Compass Rose – A small circle graduated in 360 increments, to show direction expressed in degrees.
Most airports have a compass rose, which is a series of lines marked out on a ramp or maintenance run up area where there is no magnetic interference. Lines, oriented to magnetic north, are painted every 30° which is used to perform a “Compass Swing”.
FAA Advisory Circular 43.13-1B contains guidance regarding the performance of Compass Swings:
A COMPASS SWING must be performed whenever any ferrous component of the system (i.e. flux valve compensator, or Standby Compass) is installed, removed, repaired, or a new compass is installed. The magnetic compass can be checked for accuracy by using a compass rose located on an airport. The compass swing is normally effected by placing the aircraft on various magnetic headings and comparing the deviations with those on the deviation cards. Refer to CFR14, 23.1327, 14 CFR 23.1547, and the equipment or aircraft manufacturer’s manual.
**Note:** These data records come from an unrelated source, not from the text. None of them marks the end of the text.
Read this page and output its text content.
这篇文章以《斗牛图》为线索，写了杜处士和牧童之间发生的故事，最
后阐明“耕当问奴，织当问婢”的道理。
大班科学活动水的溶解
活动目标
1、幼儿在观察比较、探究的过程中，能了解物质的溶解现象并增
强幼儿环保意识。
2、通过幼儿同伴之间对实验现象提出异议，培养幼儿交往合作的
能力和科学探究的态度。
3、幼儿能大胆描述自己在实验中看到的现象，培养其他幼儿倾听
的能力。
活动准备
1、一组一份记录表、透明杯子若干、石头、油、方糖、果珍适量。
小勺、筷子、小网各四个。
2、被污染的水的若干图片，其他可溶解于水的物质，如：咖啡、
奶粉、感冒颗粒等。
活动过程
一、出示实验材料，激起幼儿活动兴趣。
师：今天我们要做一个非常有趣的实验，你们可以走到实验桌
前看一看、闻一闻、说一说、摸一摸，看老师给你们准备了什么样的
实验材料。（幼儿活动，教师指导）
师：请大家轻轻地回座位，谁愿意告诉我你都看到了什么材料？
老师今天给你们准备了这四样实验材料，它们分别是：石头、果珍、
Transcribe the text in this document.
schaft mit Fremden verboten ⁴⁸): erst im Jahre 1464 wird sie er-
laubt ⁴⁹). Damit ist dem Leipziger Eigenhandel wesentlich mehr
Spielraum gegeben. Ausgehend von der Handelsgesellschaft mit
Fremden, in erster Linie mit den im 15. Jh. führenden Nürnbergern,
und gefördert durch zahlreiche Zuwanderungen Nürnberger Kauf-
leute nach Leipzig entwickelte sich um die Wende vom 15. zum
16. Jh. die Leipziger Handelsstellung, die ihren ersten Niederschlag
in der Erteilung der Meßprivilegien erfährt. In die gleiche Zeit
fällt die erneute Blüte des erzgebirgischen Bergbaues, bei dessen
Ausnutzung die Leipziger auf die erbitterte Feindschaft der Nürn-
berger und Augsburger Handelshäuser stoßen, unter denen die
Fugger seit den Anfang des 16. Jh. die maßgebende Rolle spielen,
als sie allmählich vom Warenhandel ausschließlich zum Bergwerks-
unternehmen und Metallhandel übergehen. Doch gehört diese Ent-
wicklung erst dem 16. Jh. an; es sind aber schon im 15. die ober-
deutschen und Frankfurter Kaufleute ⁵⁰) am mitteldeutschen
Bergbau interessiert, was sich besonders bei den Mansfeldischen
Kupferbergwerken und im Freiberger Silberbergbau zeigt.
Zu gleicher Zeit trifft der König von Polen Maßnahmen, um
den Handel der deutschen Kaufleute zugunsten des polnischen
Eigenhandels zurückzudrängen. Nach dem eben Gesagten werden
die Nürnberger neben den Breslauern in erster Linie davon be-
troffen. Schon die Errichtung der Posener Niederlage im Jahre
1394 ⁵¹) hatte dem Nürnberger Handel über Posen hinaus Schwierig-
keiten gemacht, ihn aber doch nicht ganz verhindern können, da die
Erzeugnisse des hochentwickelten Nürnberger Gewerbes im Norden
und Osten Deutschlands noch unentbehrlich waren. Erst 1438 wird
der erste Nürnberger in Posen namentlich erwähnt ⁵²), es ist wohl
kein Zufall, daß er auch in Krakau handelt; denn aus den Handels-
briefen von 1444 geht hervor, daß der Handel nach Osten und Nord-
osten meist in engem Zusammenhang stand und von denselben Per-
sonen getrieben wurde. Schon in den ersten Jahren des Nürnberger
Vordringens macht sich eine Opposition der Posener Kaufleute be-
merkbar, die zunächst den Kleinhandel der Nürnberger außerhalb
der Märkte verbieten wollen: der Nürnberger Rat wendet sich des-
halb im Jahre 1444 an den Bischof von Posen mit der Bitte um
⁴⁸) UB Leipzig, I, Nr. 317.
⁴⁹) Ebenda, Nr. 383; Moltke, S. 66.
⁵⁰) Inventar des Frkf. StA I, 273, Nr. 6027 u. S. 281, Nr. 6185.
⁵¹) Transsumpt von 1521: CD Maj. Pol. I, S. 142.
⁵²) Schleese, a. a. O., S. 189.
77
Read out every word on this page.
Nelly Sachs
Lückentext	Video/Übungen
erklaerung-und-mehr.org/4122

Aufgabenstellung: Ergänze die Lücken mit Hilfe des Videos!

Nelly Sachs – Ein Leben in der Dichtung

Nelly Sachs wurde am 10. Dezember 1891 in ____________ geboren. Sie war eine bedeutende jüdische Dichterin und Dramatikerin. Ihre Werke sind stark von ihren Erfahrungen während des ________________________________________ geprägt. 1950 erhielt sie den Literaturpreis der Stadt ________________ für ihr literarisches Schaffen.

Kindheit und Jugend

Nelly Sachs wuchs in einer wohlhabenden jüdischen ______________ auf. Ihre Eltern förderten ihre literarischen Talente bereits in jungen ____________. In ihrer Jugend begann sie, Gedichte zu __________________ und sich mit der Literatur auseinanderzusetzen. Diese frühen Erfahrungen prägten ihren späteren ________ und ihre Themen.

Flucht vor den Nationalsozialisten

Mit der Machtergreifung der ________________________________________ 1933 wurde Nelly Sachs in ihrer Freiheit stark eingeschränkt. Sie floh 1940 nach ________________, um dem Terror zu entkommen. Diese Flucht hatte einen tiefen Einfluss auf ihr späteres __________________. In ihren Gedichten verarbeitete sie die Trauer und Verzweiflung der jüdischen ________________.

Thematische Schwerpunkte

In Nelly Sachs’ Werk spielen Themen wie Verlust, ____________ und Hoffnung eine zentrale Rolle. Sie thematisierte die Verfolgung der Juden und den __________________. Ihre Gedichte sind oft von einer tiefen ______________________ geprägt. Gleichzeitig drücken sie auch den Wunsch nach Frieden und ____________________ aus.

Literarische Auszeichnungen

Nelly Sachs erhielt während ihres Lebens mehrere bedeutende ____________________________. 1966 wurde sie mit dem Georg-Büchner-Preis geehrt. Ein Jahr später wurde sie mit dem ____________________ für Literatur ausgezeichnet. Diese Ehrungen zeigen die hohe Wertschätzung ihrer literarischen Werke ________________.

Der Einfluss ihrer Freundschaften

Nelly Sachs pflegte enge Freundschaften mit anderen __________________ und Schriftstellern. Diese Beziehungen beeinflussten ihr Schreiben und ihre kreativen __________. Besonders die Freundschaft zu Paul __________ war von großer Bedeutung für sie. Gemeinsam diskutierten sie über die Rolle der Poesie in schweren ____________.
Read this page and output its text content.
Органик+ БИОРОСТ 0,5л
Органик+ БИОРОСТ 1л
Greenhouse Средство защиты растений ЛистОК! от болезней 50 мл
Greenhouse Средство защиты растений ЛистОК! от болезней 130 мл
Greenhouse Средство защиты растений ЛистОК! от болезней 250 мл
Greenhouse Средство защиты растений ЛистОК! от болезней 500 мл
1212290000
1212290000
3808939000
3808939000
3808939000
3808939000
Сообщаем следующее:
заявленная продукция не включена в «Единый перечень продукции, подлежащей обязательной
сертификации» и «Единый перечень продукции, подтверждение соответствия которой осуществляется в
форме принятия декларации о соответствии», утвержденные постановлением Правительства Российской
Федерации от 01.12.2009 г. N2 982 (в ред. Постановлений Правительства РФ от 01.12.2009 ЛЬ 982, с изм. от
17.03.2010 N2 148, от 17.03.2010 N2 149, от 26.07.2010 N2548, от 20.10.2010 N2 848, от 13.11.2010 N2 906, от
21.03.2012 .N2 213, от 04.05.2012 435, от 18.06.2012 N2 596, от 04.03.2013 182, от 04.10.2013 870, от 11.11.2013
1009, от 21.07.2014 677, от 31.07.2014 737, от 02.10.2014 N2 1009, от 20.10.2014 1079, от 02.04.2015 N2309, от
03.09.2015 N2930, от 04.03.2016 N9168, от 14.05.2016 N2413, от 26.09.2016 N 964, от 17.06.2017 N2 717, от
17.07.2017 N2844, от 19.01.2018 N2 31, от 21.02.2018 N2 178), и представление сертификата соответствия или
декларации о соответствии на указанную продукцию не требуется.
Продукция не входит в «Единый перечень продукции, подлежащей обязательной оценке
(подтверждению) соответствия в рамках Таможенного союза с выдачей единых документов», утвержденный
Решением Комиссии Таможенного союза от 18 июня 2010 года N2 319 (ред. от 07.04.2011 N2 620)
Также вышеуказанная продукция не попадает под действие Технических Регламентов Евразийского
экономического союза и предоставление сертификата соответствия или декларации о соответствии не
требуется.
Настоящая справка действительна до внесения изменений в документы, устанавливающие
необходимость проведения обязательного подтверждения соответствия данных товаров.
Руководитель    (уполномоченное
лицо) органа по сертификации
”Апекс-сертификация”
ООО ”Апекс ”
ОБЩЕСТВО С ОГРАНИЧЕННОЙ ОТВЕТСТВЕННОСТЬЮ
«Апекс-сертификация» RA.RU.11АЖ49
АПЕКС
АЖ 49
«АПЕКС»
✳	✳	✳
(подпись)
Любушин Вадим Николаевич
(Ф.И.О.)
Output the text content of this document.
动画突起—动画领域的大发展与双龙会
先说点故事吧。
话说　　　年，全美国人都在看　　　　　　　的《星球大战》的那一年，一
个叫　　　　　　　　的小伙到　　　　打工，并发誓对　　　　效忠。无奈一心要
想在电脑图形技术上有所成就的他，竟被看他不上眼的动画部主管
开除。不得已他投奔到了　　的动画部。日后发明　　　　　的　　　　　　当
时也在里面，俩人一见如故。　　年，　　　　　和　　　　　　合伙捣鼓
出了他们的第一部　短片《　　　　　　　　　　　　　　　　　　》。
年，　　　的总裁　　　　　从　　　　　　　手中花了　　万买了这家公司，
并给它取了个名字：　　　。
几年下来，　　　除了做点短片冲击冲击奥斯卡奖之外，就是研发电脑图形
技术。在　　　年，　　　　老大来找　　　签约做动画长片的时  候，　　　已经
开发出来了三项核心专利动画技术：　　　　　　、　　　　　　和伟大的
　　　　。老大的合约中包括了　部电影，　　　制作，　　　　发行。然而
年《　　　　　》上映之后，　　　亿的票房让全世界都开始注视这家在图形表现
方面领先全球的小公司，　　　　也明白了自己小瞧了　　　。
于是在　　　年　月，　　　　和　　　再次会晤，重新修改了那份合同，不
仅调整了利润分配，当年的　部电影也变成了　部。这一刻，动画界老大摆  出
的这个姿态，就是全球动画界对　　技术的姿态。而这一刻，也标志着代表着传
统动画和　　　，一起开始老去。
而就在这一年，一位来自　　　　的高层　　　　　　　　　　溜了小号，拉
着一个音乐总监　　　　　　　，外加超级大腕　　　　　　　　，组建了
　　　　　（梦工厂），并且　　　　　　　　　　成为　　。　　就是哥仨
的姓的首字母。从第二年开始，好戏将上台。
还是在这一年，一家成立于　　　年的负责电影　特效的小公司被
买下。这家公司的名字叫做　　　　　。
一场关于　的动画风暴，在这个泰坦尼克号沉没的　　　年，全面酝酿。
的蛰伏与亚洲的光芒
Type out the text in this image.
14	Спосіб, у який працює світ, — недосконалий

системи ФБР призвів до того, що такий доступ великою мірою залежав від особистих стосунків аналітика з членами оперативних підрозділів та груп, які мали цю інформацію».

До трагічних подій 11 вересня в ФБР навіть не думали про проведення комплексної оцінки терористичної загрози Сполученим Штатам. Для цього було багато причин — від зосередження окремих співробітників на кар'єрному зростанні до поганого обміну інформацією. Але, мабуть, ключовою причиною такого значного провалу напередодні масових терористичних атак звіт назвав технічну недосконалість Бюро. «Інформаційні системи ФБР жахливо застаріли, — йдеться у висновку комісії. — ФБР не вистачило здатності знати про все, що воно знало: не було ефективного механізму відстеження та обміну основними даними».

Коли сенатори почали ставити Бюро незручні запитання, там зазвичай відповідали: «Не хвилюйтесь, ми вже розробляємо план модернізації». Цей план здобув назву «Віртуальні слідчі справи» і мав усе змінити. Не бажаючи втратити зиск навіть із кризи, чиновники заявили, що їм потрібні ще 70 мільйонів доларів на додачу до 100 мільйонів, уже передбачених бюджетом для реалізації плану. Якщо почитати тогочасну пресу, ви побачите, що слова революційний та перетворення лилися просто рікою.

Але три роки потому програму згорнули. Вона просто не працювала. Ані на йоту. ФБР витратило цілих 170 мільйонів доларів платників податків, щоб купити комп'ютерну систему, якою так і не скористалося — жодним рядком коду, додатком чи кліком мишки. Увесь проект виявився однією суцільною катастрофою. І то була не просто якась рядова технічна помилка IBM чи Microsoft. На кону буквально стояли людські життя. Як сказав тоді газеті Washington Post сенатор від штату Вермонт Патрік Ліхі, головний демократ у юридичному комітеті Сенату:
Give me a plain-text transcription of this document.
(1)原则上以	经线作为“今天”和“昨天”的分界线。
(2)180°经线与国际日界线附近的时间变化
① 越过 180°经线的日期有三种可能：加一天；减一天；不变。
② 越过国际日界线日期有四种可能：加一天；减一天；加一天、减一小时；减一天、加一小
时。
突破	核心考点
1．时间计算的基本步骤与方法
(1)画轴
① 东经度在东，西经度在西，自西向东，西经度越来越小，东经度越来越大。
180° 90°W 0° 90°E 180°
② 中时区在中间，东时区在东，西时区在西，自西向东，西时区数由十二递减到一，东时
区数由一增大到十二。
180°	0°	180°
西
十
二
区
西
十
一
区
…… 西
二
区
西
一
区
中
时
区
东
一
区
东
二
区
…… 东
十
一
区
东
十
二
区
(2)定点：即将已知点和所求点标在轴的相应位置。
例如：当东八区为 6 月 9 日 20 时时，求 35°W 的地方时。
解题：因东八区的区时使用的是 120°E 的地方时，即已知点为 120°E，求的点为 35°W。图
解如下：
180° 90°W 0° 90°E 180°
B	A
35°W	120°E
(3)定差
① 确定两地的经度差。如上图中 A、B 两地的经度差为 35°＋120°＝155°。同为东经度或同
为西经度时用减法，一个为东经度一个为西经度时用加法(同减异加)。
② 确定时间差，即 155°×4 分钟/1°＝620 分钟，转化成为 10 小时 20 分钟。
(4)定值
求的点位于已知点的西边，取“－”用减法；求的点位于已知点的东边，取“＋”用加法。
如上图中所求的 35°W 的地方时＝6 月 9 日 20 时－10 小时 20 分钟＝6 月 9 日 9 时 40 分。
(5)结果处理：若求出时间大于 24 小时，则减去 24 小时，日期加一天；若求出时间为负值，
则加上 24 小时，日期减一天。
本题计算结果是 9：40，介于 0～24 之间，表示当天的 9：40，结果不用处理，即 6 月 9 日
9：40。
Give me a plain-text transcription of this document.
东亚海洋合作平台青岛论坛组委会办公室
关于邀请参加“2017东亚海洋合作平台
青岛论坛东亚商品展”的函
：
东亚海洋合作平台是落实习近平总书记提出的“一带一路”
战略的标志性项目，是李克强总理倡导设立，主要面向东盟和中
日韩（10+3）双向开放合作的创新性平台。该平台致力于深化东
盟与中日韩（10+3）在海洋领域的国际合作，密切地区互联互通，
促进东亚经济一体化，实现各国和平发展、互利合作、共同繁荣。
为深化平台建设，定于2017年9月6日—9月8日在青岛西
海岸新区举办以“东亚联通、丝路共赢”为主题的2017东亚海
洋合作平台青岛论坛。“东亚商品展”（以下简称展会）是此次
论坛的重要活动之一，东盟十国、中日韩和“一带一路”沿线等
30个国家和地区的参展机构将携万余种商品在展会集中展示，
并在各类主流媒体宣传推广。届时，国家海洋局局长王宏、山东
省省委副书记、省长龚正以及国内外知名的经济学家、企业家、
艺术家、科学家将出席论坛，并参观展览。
A compass swing must be performed on the following occasions:
Compass Swing Precautions
Compass Swing Procedures
- Have the aircraft taxied to the NORTH (0°) radial on the Compass Rose. Use a hairline sight compass (a reverse reading compass with a gun sight arrangement mounted on top of it) to place the aircraft in the general vicinity. With the aircraft facing North and the person in the cockpit running the engine(s) at 1000 rpm, a mechanic, standing approximately 30 feet in front of the aircraft and facing South, “shoots” or aligns the master compass with the aircraft center line. Using hand signals, the mechanic signals the person in the cockpit to make additional adjustments to align the aircraft with the master compass. Once aligned on the heading, the person in the cockpit runs the engine(s) to approximately 1,700 rpm to duplicate the aircraft’s magnetic field and then the person reads the compass.
- If the aircraft compass is not in alignment with the magnetic North of the master compass, correct the error by making small adjustments to the North-South brass adjustment screw with a nonmetallic screw driver (made out of brass stock, or stainless steel welding rod). Adjust the N-S compensator screw until the compass reads North (0°). Turn the aircraft until it is aligned with the East-West, pointing East. Adjust the E-W compensator screw until it reads 90°. Continue by turning the aircraft South 180° and adjust the N-S screw to remove one-half of the South’s heading error. This will throw the North off, but the total North-South should be divided equally between the two headings. Turn the aircraft until it is heading West 270°, and adjust the E-W screw on the compensator to remove one-half of the West error. This should divide equally the total E-W error. The engine(s) should be running.
- With the aircraft heading West, start your calibration card here and record the magnetic heading of 270° and the compass reading with the avionics/electrical systems on then off. Turn the aircraft to align with each of the lines on the compass rose and record the compass reading every 30°. There should be not more than a plus or minus 10° difference between any of the compass’ heading and the magnetic heading of the aircraft.
- If the compass cannot be adjusted to meet the requirements, install another one.
NOTE: A common error that affects the compass’ accuracy is the mounting of a compass or instruments on or in the instrument panel using steel machine screws/nuts rather than brass hardware, magnetized control yoke, structural tubing, and improperly routed electrical wiring, which can cause unreasonable compass error.
- If the aircraft has an electrical system, two complete compass checks should be performed, one with minimum electrical equipment operating and the other with all electrical accessories on (e.g. radios, navigation, radar, and lights). If the compass readings are not identical, the mechanic should make up two separate compass correction cards, one with all the equipment on and one with the equipment off.
- When the compass is satisfactorily swung, fill out the calibration card properly and put it in the holder in full view for the pilot’s reference.
NOTE: For conventional gear aircraft, the mechanic will have to position the magnetic compass in the straight and level position or mount the tail of the aircraft on a moveable dolly to simulate a straight and level cruise configuration. Remember the hairline sight compass is only intended to be used as a general piece of test equipment.
Standby (wet) Compass. Adjustment and compensation of the Standby Compass may also be accomplished by using the “compass swing” method.